À cela, il faut ajouter les 25 milliards par an que coûte l’entretien des routes, alors que le prix pourrait être bien inférieur si la SNCF n’avait pas saboté le transport de marchandises par le rail, car ce sont les poids lourds qui abîment le plus les routes. Sans compter les différentes primes récentes pour le carburant (chèque de 100€ pour les gros rouleurs etc), puisque la politique du tout routier nous a rendu totalement dépendants de la route. C’est la route qui demande un coût social exorbitant avec, pour simple exemple, entre 50 et 60 000 blessés et tués par an, contre moins de 200 pour le rail, et c’est la sécurité sociale qui prend en charge ces blessés (chiffres DATALAB). Sans compter que cette politique du tout routier va complètement à l’encontre des intérêts de la population en matière d’environnement et de réchauffement climatique.

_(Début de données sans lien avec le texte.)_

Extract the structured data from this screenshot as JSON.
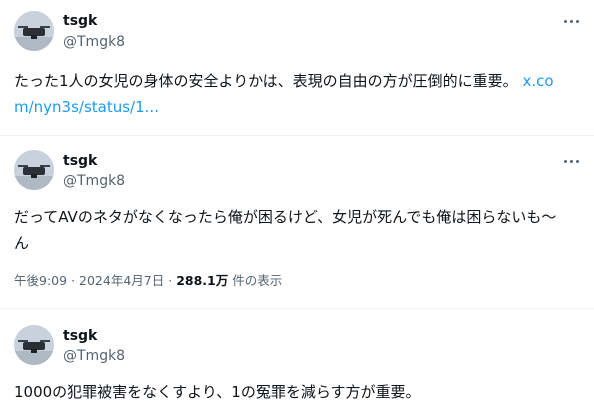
{
  "tweets": [
    {
      "author_name": "tsgk",
      "author_handle": "@Tmgk8",
      "text": "たった1人の女児の身体の安全よりかは、表現の自由の方が圧倒的に重要。",
      "link": "x.com/nyn3s/status/1..."
    },
    {
      "author_name": "tsgk",
      "author_handle": "@Tmgk8",
      "text": "だってAVのネタがなくなったら俺が困るけど、女児が死んでも俺は困らないも～ん",
      "time": "午後9:09",
      "separator": "·",
      "date": "2024年4月7日",
      "views_count": "288.1万",
      "views_label": "件の表示"
    },
    {
      "author_name": "tsgk",
      "author_handle": "@Tmgk8",
      "text": "1000の犯罪被害をなくすより、1の冤罪を減らす方が重要。"
    }
  ],
  "icons": {
    "avatar": "drone-avatar-icon",
    "more": "more-horizontal-icon"
  },
  "colors": {
    "link": "#1d9bf0",
    "secondary_text": "#536471",
    "primary_text": "#0f1419",
    "divider": "#eff3f4"
  }
}
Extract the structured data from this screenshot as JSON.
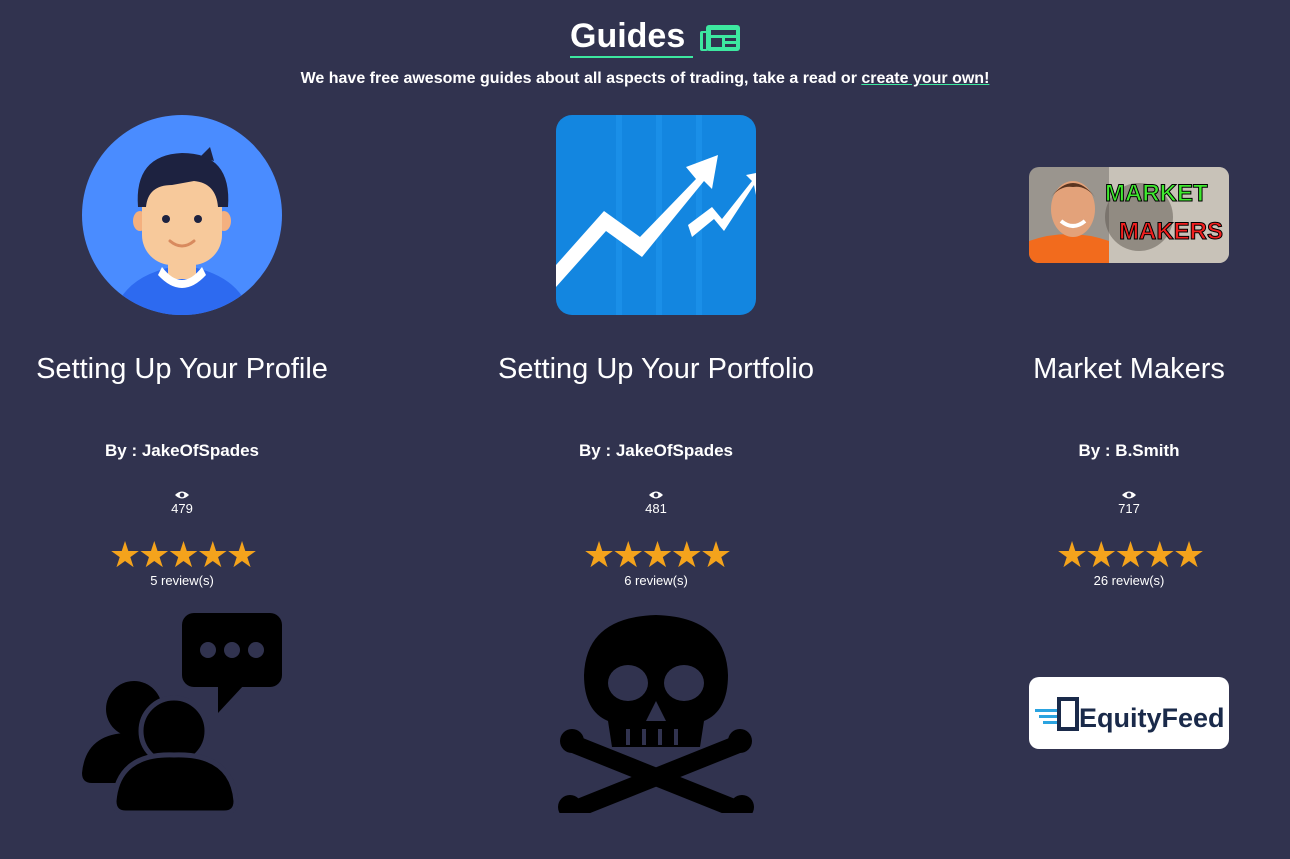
{
  "header": {
    "title": "Guides",
    "title_icon": "newspaper-icon",
    "subtitle_text": "We have free awesome guides about all aspects of trading, take a read or ",
    "subtitle_link": "create your own!"
  },
  "colors": {
    "background": "#31334f",
    "accent": "#3de8a0",
    "star": "#f4a31c"
  },
  "guides": [
    {
      "title": "Setting Up Your Profile",
      "author": "By : JakeOfSpades",
      "views": "479",
      "rating": 5,
      "reviews": "5 review(s)",
      "image": "profile-avatar-image"
    },
    {
      "title": "Setting Up Your Portfolio",
      "author": "By : JakeOfSpades",
      "views": "481",
      "rating": 5,
      "reviews": "6 review(s)",
      "image": "trending-chart-image"
    },
    {
      "title": "Market Makers",
      "author": "By : B.Smith",
      "views": "717",
      "rating": 5,
      "reviews": "26 review(s)",
      "image": "market-makers-thumbnail",
      "image_text": [
        "MARKET",
        "MAKERS"
      ]
    },
    {
      "image": "community-chat-image"
    },
    {
      "image": "skull-crossbones-image"
    },
    {
      "image": "equityfeed-logo-image",
      "image_text": [
        "EquityFeed"
      ]
    }
  ],
  "star_char": "★★★★★"
}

Il est donc évident que d’un point de vue purement financier, ces 2,4 milliards de bénéfice coûtent en réalité, des dizaines de milliards à la population. Un basculement vers le rail avec plus de trains de voyageurs et de marchandises ferait baisser le prix de chaque circulation et le coût social lié aux nuisances et à l’entretien des routes, avec une caisse de retraite à l’équilibre. Pour le coup, un service public qui ne serait pas forcément bénéficiaire en lui-même, mais qui amènerait un bénéfice social général.

{{2,4 milliards, le dogme absurde d'une pseudo rentabilité du service public

Avec des conséquences, cette fois, sur la sécurité des usagers, la santé publique et le réchauffement climatique, il est évident que cette rentabilité forcée n’est pas du tout une réussite. Le dogme de la privatisation des services publics implique une réussite financière pour un gouvernement capitaliste, mais l’on voit bien que même cette dimension, censée être maîtrisée par la classe dirigeante, est en réalité un mensonge.

Il est évidemment, inadmissible que de telles transformations sociales (présentées comme positives puisque la SNCF est bénéficiaire) ne fassent pas l’objet d’un choix éclairé de la population.
La réussite d’un service public comme le rail doit passer par une plus grande fréquentation, donc attirer les voyageurs par une régularité et des conditions de transport de qualité, sans recherche de rentabilité à tout prix, pour gagner le pari de la transition écologique, complètement méprisé par le gouvernement. D’ailleurs, actuellement, les associations d’usagers reconnaissent toutes que le rail est l’avenir pour son impact environnemental inférieur à la route pour des performances et une sécurité supérieures et la population est favorable à une véritable alternative à la route pendant que le pouvoir politique sabote le rail.

Très récemment, Macron lance un grand plan pour le rail avec 100 milliards d’investissement d’ici 2040, soit 5,9 milliards/ an, ajoutés aux 15 milliards/ an actuels pour le rail, on est encore loin des 25 milliards/ an injectés dans le réseau routier. En réalité, la réforme du ferroviaire de 2018 qui prépare la privatisation par appel d’offre prive la population d’un outil d’aménagement du territoire qui permettait une transition écologique du transport. C’est pourquoi, il est indispensable que les services publics soient gérés collectivement par les travailleurs du secteur et les usagers avec une véritable vision à long terme des tenants et des aboutissants.